Профессор жил на углу рю д’Эльзас и Восьмого мая победного сорок пятого года, в старинном доме напротив Восточного вокзала. Его квартира производила впечатление запасников музея широкого профиля. Весь коридор был заставлен шкафами, где под стеклом лежали всяческие диковины: окаменелости с отпечатками вымерших рыб и растений, кристаллические друзы, вулканические бомбы, железомарганцевые конкреции, извлеченные из глубин океана. Свободные простенки занимали причудливые маски, каменные топоры, амулеты и ожерелья из ракушек, акульих зубов, игл морского ежа и еще каких-то совершенно неведомых семян и орехов. Африканские божки с выпученными глазищами соседствовали с луками и дротиками, среди жуткого вида кукол затесалась, изумив Невменова, человеческая голова, высушенная до размеров апельсина. Поразили спутанные длинные волосы и торчащие в издевательской ухмылке зубы, несоразмерные с усохшими органами слуха и обоняния.
— Приобрел на Калимантане у даяков — охотников за черепами, — заметив интерес гостя, с гордостью похвастал коллекционер. Было видно что он изрядно пошлялся по белу свету.
Сергей Платонович почти ничего не знал о Калимантане, а о даяках — тем более, но в детстве ему в руки попала редкая марка острова Борнео, на которой был изображен орангутанг, разрывающий пасть крокодилу. Соседский мальчик выдурил ее в обмен на серую монету с фашистским орлом. Она вскоре куда-то затерялась, оставив горькие сожаления о сделке, запомнившейся почему-то на всю жизнь.
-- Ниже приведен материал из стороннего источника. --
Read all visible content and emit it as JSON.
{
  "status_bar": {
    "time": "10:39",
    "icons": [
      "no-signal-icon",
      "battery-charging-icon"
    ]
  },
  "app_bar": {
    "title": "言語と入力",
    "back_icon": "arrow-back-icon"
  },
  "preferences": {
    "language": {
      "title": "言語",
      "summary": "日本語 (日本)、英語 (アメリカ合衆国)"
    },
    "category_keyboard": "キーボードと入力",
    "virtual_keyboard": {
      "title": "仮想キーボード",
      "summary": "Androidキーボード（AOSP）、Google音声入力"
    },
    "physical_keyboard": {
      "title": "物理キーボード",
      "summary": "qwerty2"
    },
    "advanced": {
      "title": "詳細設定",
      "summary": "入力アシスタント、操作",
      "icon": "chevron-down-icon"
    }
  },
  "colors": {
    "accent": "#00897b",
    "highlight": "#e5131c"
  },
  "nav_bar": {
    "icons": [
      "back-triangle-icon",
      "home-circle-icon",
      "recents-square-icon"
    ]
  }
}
Не пожалев похвал по поводу экспозиции, Невменов в нескольких словах описал безрассудно утраченный раритет, на что Латур, оказавшийся еще и филателистом, немедленно заявил:
— У меня есть такая! Я вам обязательно покажу. Прошу, — посторонился он, распахнув дверь кабинета.
Первоначальный контакт таким образом установился еще до начала беседы. Приступить к теме удалось далеко не сразу, ибо обойти вниманием интерьер рабочего места психолога, религиоведа и путешественника значило нанести кровную обиду. Французские коллеги предупредили, что метр не только исключительно словоохотлив, но и болезненно самолюбив.